La Big Mat BSC Grosseto, attualmente terza nel girone B, ha un bilancio di 7 vittorie e 9 sconfitte, che corrisponde più o meno alle ambizioni di una squadra conscia di non poter ancora competere nel girone con San Marino e Macerata, ma di potersela giocare con Collecchio e Reggio Emilia, per un terzo posto che al momento la proietterebbe in una ipotetica sfida playoff proprio contro la Unipol Fortitudo, già messa alle corde ai quarti di finale nella scorsa stagione, con ricorso a gara 5. Una serie che ha caricato non poco la squadra toscana, che tuttavia sta attraversando un periodo di appannamento, venendo da tre sconfitte consecutive, tra cui le ultime due sonanti lezioni subite proprio dal Collecchio, che a questo punto contende ai maremmani la posizione in classifica, in attesa anche del recupero della sfida di andata che questa volta si giocherà sul Tirreno e non nella cittadina parmense.

La guida della formazione maremmana è da poco passata sotto Antonio Moni (prima bench coach), a seguito delle dimissioni della scorsa settimana di Enrico Vecchi.

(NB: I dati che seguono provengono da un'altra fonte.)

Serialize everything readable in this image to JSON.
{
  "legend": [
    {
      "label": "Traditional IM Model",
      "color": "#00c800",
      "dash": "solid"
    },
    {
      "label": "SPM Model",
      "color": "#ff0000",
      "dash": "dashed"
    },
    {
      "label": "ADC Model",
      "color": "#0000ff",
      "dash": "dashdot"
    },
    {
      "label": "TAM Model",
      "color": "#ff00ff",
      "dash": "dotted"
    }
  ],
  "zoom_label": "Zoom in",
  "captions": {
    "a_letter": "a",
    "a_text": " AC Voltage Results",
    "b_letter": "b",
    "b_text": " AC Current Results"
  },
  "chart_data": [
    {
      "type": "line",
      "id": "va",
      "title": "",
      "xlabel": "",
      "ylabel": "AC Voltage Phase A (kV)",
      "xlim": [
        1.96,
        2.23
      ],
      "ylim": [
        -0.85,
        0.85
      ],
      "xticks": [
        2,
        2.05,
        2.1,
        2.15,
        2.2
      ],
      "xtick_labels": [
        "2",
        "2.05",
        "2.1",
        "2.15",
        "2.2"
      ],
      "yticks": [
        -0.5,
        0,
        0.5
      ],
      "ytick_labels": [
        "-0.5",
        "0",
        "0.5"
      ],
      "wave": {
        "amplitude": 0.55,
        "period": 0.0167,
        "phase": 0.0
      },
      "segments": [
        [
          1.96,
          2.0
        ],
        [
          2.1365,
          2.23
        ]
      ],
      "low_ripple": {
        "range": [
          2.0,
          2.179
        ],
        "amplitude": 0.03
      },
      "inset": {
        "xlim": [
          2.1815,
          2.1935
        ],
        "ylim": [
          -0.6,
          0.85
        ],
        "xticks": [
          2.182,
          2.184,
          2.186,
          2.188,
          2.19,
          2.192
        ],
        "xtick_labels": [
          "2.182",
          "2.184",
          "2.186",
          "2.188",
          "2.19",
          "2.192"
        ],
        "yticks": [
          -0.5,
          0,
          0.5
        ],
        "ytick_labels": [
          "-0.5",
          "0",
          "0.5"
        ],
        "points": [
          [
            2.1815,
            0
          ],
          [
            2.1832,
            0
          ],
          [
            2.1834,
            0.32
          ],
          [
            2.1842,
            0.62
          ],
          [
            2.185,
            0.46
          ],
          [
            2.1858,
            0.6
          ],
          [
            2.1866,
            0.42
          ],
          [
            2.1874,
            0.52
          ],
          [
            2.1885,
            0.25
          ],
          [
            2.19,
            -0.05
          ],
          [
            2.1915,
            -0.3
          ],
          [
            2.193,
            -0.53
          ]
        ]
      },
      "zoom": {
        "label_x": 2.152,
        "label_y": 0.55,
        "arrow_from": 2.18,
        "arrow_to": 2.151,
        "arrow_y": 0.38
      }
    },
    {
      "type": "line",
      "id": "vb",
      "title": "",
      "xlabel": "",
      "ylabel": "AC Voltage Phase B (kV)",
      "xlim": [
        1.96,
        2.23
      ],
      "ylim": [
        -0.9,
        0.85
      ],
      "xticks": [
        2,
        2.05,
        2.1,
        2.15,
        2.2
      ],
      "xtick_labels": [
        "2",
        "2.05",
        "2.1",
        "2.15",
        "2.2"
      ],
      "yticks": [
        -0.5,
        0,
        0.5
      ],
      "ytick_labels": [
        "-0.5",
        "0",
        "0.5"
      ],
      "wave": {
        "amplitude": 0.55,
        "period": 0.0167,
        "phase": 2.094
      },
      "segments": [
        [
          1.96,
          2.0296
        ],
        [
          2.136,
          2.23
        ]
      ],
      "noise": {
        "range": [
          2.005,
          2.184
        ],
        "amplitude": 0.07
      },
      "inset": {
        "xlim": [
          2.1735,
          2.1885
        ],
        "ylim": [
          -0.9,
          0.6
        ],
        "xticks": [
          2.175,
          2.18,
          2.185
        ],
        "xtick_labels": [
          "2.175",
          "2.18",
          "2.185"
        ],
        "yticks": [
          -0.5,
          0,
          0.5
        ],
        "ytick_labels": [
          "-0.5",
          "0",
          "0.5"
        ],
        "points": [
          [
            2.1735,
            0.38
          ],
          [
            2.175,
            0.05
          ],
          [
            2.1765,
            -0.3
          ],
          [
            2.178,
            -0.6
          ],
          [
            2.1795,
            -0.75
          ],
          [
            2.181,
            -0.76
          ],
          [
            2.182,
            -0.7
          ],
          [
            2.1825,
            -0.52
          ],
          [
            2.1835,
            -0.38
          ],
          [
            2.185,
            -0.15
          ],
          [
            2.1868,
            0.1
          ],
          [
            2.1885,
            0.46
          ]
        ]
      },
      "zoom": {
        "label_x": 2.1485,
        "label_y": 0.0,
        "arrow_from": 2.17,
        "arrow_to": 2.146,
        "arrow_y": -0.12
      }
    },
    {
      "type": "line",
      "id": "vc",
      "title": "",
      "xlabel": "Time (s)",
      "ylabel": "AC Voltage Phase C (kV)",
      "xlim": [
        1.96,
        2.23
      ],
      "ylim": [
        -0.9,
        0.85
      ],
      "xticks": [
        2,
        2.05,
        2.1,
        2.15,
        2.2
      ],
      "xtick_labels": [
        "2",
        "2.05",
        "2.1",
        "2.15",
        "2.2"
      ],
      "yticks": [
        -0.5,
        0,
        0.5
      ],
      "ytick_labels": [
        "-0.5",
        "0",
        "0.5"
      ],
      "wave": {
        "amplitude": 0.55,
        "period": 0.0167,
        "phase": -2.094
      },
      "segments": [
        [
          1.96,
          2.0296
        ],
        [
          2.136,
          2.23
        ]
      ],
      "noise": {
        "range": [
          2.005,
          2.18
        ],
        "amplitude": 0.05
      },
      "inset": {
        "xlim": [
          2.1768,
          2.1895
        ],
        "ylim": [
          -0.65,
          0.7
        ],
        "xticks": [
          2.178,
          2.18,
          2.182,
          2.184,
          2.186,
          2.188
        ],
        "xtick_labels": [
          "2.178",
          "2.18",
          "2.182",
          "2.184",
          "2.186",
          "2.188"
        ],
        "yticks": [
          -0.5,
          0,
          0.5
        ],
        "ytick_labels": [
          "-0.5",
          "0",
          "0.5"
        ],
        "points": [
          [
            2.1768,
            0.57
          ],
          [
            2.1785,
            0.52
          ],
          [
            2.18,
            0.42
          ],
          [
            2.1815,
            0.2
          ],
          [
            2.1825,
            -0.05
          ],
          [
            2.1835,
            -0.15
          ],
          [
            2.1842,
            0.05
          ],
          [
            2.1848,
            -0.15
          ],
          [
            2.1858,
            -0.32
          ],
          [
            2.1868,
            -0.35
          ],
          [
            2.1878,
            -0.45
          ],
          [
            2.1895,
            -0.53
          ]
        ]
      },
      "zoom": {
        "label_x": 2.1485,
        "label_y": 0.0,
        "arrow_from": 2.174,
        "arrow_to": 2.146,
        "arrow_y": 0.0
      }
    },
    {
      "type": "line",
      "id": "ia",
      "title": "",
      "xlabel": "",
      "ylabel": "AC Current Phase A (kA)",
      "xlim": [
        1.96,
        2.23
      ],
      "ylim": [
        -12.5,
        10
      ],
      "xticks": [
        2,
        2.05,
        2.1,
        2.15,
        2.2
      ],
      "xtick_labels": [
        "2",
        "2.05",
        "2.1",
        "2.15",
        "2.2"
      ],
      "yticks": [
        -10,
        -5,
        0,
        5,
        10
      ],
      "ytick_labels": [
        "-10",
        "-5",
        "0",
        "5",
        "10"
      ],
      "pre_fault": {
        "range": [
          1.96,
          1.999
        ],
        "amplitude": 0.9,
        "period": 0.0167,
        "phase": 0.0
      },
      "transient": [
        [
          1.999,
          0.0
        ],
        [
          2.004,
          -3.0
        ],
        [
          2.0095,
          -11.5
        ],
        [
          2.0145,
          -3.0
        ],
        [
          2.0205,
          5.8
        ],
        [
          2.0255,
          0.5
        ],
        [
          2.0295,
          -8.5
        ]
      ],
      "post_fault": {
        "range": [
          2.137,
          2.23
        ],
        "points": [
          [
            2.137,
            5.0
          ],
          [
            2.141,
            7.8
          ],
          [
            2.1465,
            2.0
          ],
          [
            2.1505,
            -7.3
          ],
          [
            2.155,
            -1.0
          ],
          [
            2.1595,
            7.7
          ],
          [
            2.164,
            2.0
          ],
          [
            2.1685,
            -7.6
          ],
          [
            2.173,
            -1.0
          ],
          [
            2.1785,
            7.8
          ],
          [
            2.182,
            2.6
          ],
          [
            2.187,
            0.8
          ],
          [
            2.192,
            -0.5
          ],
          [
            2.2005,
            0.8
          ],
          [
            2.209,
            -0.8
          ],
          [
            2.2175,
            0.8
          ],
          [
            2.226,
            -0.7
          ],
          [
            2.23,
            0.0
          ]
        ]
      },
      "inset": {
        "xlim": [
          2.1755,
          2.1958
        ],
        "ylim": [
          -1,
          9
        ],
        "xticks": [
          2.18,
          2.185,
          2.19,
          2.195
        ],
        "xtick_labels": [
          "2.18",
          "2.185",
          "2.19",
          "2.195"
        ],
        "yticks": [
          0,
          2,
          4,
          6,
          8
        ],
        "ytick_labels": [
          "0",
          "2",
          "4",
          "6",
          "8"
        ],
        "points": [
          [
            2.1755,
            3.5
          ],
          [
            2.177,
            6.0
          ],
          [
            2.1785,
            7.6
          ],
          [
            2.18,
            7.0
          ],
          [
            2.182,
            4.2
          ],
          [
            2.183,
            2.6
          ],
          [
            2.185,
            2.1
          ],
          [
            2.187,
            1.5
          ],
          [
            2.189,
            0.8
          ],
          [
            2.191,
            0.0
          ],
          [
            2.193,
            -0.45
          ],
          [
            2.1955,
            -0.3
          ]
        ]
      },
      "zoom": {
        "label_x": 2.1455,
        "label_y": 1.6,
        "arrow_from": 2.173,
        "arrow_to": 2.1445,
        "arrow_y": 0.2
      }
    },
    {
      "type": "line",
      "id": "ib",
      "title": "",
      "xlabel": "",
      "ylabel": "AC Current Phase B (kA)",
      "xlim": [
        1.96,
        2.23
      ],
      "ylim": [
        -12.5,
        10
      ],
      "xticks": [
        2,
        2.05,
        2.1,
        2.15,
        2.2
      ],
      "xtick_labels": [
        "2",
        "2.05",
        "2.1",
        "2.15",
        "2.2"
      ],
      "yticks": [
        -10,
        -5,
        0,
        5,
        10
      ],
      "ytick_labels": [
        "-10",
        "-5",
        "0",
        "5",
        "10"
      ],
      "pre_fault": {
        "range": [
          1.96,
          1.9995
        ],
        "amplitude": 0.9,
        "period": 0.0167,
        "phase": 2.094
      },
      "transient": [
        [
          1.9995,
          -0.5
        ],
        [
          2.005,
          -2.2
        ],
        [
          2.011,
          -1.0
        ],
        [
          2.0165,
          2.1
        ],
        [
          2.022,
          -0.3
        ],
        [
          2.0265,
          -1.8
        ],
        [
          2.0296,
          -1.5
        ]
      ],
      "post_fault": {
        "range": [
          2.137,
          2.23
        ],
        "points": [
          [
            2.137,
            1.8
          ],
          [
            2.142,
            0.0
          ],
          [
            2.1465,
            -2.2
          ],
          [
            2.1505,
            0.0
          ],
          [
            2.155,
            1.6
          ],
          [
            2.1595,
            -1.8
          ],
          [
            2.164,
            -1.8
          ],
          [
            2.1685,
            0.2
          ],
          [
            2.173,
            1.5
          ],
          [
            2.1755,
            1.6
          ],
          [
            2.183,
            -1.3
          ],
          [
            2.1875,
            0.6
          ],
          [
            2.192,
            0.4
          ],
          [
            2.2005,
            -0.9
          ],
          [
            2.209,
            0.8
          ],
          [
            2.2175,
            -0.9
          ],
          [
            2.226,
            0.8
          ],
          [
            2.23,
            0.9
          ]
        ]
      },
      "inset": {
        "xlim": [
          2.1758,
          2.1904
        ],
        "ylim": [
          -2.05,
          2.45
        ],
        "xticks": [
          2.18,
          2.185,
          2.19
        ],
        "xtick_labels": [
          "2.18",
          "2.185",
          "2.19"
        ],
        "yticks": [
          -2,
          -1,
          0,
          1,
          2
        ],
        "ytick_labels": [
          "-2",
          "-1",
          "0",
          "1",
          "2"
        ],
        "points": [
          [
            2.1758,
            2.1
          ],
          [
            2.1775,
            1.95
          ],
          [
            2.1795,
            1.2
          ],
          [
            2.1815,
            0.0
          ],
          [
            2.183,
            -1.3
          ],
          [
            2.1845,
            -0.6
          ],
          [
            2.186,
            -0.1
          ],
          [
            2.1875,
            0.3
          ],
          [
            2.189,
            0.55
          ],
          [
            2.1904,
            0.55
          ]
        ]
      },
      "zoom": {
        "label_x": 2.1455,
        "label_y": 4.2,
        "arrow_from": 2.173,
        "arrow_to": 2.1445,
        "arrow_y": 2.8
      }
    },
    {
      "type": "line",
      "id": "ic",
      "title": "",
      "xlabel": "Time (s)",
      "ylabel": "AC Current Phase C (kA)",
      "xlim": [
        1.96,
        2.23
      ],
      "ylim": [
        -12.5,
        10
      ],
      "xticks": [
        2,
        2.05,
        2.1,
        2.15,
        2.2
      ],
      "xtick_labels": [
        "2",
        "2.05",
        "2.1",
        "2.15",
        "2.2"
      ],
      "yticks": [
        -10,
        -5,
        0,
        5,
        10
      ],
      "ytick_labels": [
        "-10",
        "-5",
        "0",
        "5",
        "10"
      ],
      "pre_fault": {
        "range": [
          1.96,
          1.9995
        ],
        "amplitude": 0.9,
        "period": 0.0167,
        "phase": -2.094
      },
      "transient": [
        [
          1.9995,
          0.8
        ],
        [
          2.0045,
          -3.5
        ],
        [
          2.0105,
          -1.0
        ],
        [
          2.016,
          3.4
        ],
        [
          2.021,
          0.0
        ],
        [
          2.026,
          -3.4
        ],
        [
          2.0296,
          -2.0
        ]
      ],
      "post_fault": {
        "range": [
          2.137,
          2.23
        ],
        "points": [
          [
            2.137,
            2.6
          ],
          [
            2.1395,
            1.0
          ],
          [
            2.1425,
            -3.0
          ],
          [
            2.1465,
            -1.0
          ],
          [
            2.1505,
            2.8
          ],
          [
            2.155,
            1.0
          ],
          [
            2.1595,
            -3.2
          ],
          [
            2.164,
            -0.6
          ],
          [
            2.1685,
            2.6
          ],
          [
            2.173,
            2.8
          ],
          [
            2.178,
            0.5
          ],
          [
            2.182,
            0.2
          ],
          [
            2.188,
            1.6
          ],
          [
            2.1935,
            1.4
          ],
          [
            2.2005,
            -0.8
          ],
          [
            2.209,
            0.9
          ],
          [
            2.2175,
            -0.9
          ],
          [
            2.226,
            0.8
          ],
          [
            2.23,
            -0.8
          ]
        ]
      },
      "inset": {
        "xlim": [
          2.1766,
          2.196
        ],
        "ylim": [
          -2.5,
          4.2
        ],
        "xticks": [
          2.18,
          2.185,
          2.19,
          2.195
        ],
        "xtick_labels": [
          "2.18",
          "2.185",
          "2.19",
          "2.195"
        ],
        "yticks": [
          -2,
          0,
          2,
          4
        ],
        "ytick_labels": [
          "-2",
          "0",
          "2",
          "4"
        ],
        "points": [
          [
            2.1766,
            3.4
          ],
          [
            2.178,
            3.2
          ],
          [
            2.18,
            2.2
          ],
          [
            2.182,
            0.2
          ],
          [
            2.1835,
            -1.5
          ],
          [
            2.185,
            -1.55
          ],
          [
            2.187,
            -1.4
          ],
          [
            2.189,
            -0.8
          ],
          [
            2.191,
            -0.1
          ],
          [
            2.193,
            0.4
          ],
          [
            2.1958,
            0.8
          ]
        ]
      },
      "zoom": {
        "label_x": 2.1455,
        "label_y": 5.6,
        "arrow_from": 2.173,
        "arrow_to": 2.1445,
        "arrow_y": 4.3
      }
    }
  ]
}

Al quinto anno di serie A la squadra si è presentata al nastro di partenza molto rinnovata e sempre folta di giovani, accompagnati da qualche giocatore esperto a far da “chioccia”. Finora, ha alternato quattro lanciatori partenti nelle 16 gare fin qui disputate, ma dalle cifre nessuno di questi ha fornito risposte efficaci. Franklin Dacosta, mancino, venezuelano, proveniente dalla Minor League (1W-1L, ERA 5.75) nell’ultima grave sconfitta di Collecchio ha subito 6 punti guadagnati, rilevando l’italiano Mattia Sireus, una delle poche conferme il lanciatore azzurro classe 2002 (1-2, 2 salvezze, 7.50) che in una sola ripresa ne aveva subiti 7, di cui 2 guadagnati. Tre partenze, nelle gare “open”, anche per il classe 2003 Gabriel Torres, con un bilancio negativo per il giocatore proveniente dal campionato sloveno (0-5, 8.39), mentre fra gli italiani l’esperto Diego Fabiani (0-1, 5.66) non si discosta troppo dalle cifre dei compagni. Decisamente meglio il bullpen, con Carlo Coviello nelle gare “open” (3 salvezze, 4.11) e soprattutto Federico Virgadaula, lanciatore italiano classe 2000 ex Codogno (5-0, 3.38 in 8 apparizioni). Non sembra comunque il monte di lancio il reparto più affidabile dei maremmani, precipitando dopo l’ultimo weekend al penultimo posto del torneo, davanti proprio al Collecchio.

Va certamente meglio l’attacco, dove il Bigmat ha il sesto attacco per media battuta (.245) ma con solo 2 fuoricampo all’attivo. Il battitore più pericoloso è l’esterno venezuelano, ex minor leaguer, classe 2000, Jorge Caballero (.327, con 4 doppi, 2 fuoricampo e 14 RBI). A livello di media battuta, guida l’esperto di scuola nettunese Andrea Sellaroli (.400), impiegato come utility, alla sua terza stagione con il BSC. Un altro esperto utility come Freddy Noguera, proveniente dal Macerata, ma un passato sull’altra sponda maremmana e prima a Nettuno, Rimini e Parma, batte .308, mentre l’interbase mancino col bastone, classe 2001 di Curaçao, Ryson Polonius sta battendo .303.